La sentenza della Corte Costituzionale cancella la norma incostituzionale dall’ordinamento giuridico con riferimento a tutti i rapporti non ancora esauriti, per cui nella presente fattispecie ciò determina che la questione prospettata in ordine alla debenza ed entità delle sanzioni civili, in quanto riferite all’anno 2009 in cui la legge dichiarata incostituzionale non era ancora entrata in vigore, va decisa nel senso che nulla è dovuto per sanzioni civili in conseguenza del confermato obbligo di iscrizione alla Gestione separata da parte della ricorrente incidentale. In definitiva, rigettati i primi tre motivi, la sentenza impugnata va cassata solo in relazione al profilo delle sanzioni e, non essendo necessari ulteriori accertamenti di fatto, la causa va decisa nel merito, dichiarando che parte ricorrente non è tenuta a corrispondere all’INPS le sanzioni in relazione ai contributi oggetto di causa.

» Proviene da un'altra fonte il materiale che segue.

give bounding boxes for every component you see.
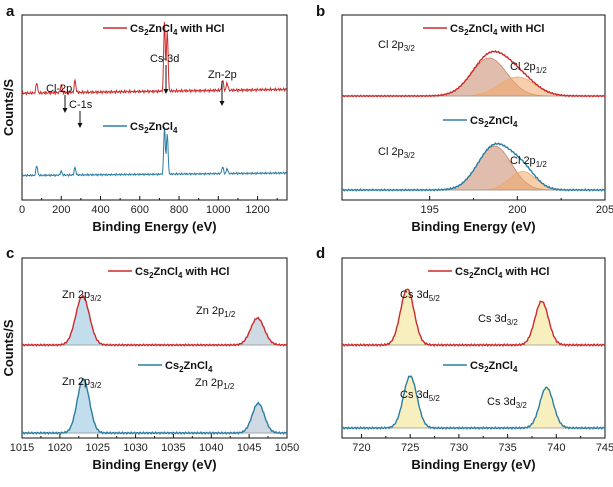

Le spese dell’intero processo vanno compensate in ragione della sopravvenienza della sentenza della Corte Costituzionale cui la presente pronuncia ha dato attuazione.
In considerazione dell’esito del giudizio, invece, non sussistono i presupposti processuali per il versamento, da parte del ricorrente, dell’ulteriore importo a titolo di contributo unificato pari a quello, ove dovuto, per il ricorso.
P.Q.M.
Accoglie il ricorso nei sensi di cui in motivazione, solo in riferimento al profilo delle sanzioni, rigetta i primi tre motivi.
Cassa, in parte qua, la sentenza impugnata e, decidendo nel merito, dichiara parte ricorrente non tenuta a corrispondere all’INPS le sanzioni relativamente al periodo contributivo oggetto di causa.
Compensa le spese dell’intero processo.